Hickman’s wife, Mary, and daughters, Mary and Marjie, were among the first visitors. There were tears in their eyes as they listened to his recorded words. His service is something they’ve only heard fragments of.
“I don’t think I’ve ever heard that much of his story in one sitting,” his daughter, Mary Hickman, said. “I’ve always been proud of my dad. Everything he’s been through. It was a hard war.”
His story is even more impactful, she said, because he came from the segregated South.
The Vietnam veteran said it was hard to share his experiences.
“It’s the first time I’ve ever done anything like this. I have 50,000 reasons not to,” Frank Hickman said. “I came home. I went to war, I thought I was a hero and people were spitting on me and embarrassed. It’s taken a lot of years to get over that. I don’t know if I ever will, but I try.”
The South Carolina native served in the U.S. Air Force from 1970 to 1977, including a year-long tour in Vietnam and 18 months serving at the Duluth air base. His introduction to the Twin Ports was chilly.
“They told me I had the best duty in the Air Force. ‘Til I got off the plane, I believed them,” Hickman said. “I came from Vietnam. I had on a yellow net tank top and a pair of short pants and a pair of flip-flops and it was in September. The stewardess handed me a blanket. I said, ‘What’s that for?” She said ‘Wait 'til you get to the door.’ It was miserable that first year.”
He stayed in the area because of the people. The main attraction in Superior was his wife-to-be, who he met at the Cove Cabaret in 1972, but it was also the community.
“It’s ironic. Thirteen of us came here from Vietnam and 13 of us … everybody was going to leave and they all stayed except two,” Hickman said. “Superior was different; Duluth was different.

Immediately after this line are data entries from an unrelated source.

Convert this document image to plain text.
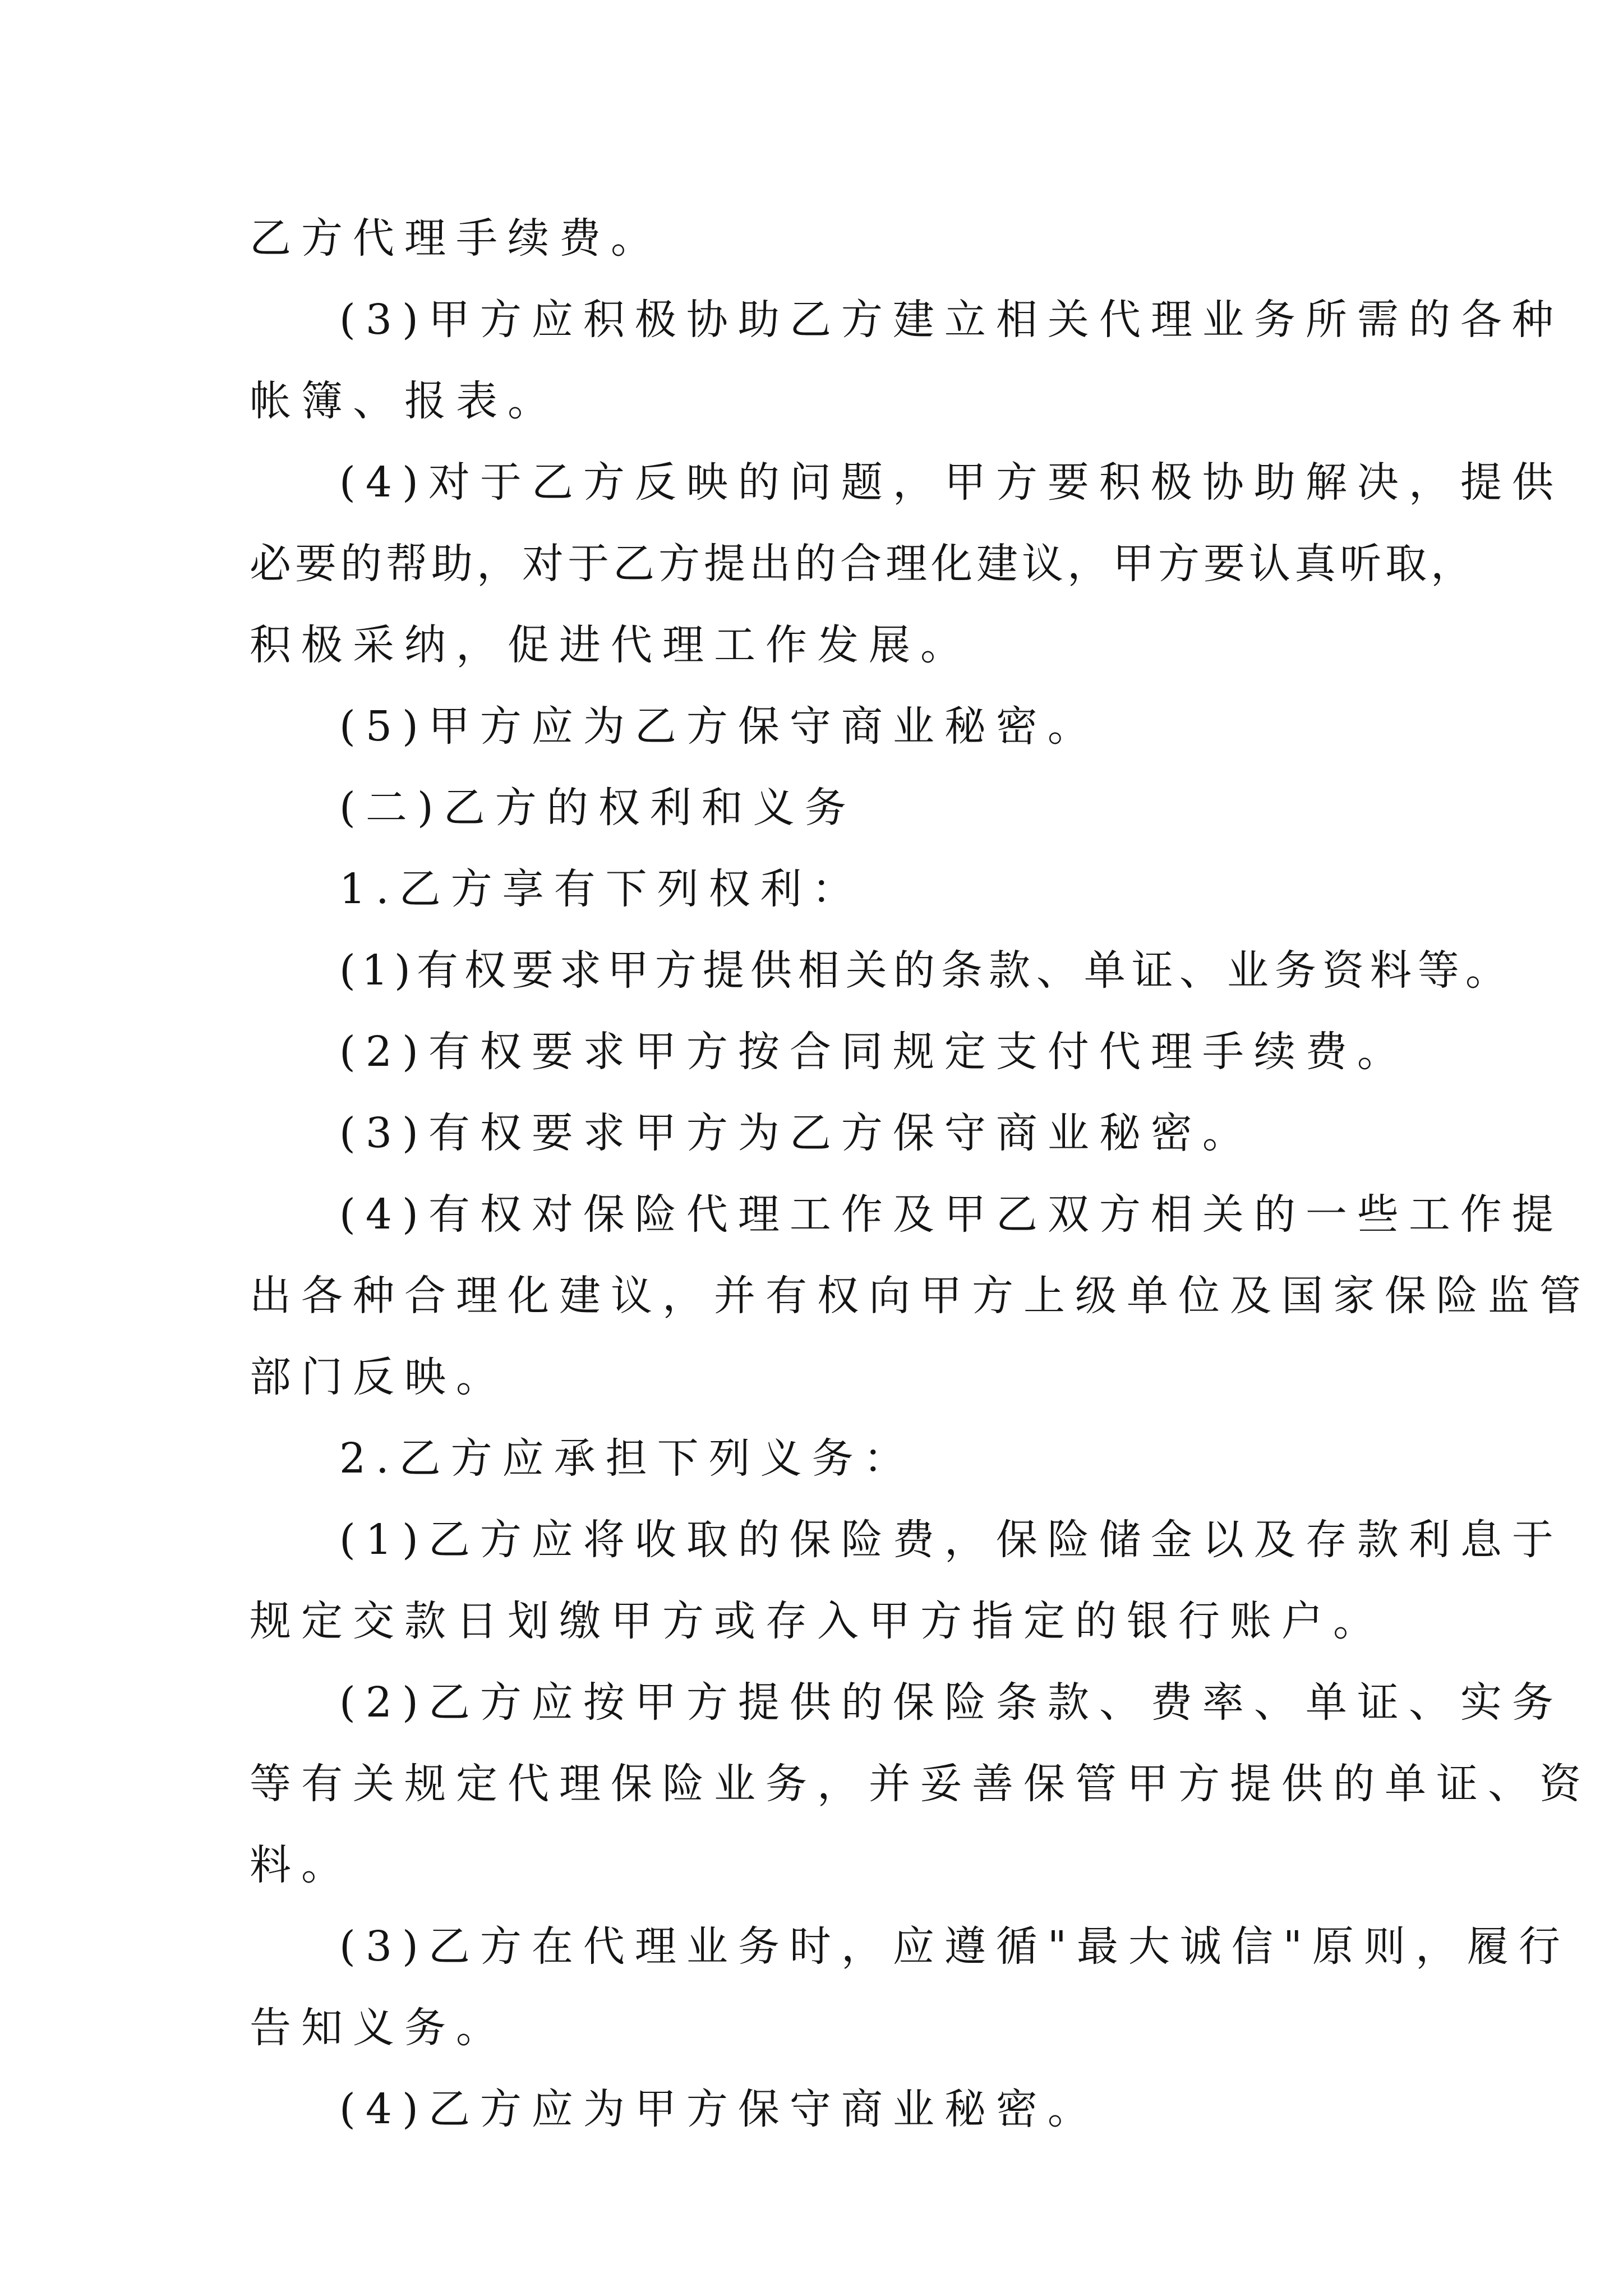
乙方代理手续费。
(3)甲方应积极协助乙方建立相关代理业务所需的各种
帐簿、报表。
(4)对于乙方反映的问题，甲方要积极协助解决，提供
必要的帮助，对于乙方提出的合理化建议，甲方要认真听取，
积极采纳，促进代理工作发展。
(5)甲方应为乙方保守商业秘密。
(二)乙方的权利和义务
1.乙方享有下列权利：
(1)有权要求甲方提供相关的条款、单证、业务资料等。
(2)有权要求甲方按合同规定支付代理手续费。
(3)有权要求甲方为乙方保守商业秘密。
(4)有权对保险代理工作及甲乙双方相关的一些工作提
出各种合理化建议，并有权向甲方上级单位及国家保险监管
部门反映。
2.乙方应承担下列义务：
(1)乙方应将收取的保险费，保险储金以及存款利息于
规定交款日划缴甲方或存入甲方指定的银行账户。
(2)乙方应按甲方提供的保险条款、费率、单证、实务
等有关规定代理保险业务，并妥善保管甲方提供的单证、资
料。
(3)乙方在代理业务时，应遵循"最大诚信"原则，履行
告知义务。
(4)乙方应为甲方保守商业秘密。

People accepted you for what you are and we just stayed.”
The Hickmans married in 1975. The Vietnam veteran worked for the BNSF railroad for 37 years until his retirement. Now, he’s sharing his story of service with the community.
“At first it was hard. But I think I’ll be here for my kids and my grandkids and for the people who helped me get here, because without Duluth and Superior I wouldn’t be here. So it’s kind of nice to have it here. It’s just special,” Hickman said.
The permanent exhibit was the result of a year-long process of assembling stories and artifacts. The exhibit was driven, in part, by input from local veterans.
“I put together a veterans advisers committee when we were first starting the planning process so they could tell me what was important, what they wanted to see in the exhibit, what they thought was important to share with our visitors,” curator of collections Briana Fiandt said. “They were there and they had that expertise.”
New stories will be rotated in, particularly in the Vietnam section.
“For me, it was really important to tell the big picture of the war, but through the eyes of local people,” Fiandt said.
There’s an exhibit about Scanlon native Rodney Green, who served in the Korean War and earned the Navy Cross, the second-highest honor in the Navy. Another highlights Annette Marriucci, of Superior, who served as a nurse during the Vietnam War. Another exhibit focuses on Sgt. First Class Rufus Lloyd Ketchum, who died serving in the Korean War. His remains were returned to Superior in 2018.
There are hands-on activities available in a “communications hooch” that invites visitors to translate a Morse code transmission and plot bearings to pinpoint enemy locations. The area is right next to the audio recordings by Hickman and fellow Vietnam veterans Bob Hoyt, Paul Helbach, Eual Moore, Ryan Jost and Clint Mattson.
In addition to his wife and daughters, Hickman had three grandchildren attend the ribbon cutting Wednesday. All of them — Regan, 15, Frankie, 9, and Champ, 7 — agreed it was “cool.”
What message does the Vietnam veteran want people to take from the exhibit?
“I’d like people to think about the sacrifices that everybody in this exhibit made, and how we should appreciate it every minute of every day because all the freedoms we have are because of the sacrifices of these guys,” Hickman said. “Most people don’t know how hard it is to change the world for freedom and then come home and not be free. I think about that all the time. I tell my kids about that. Freedom ain’t free.”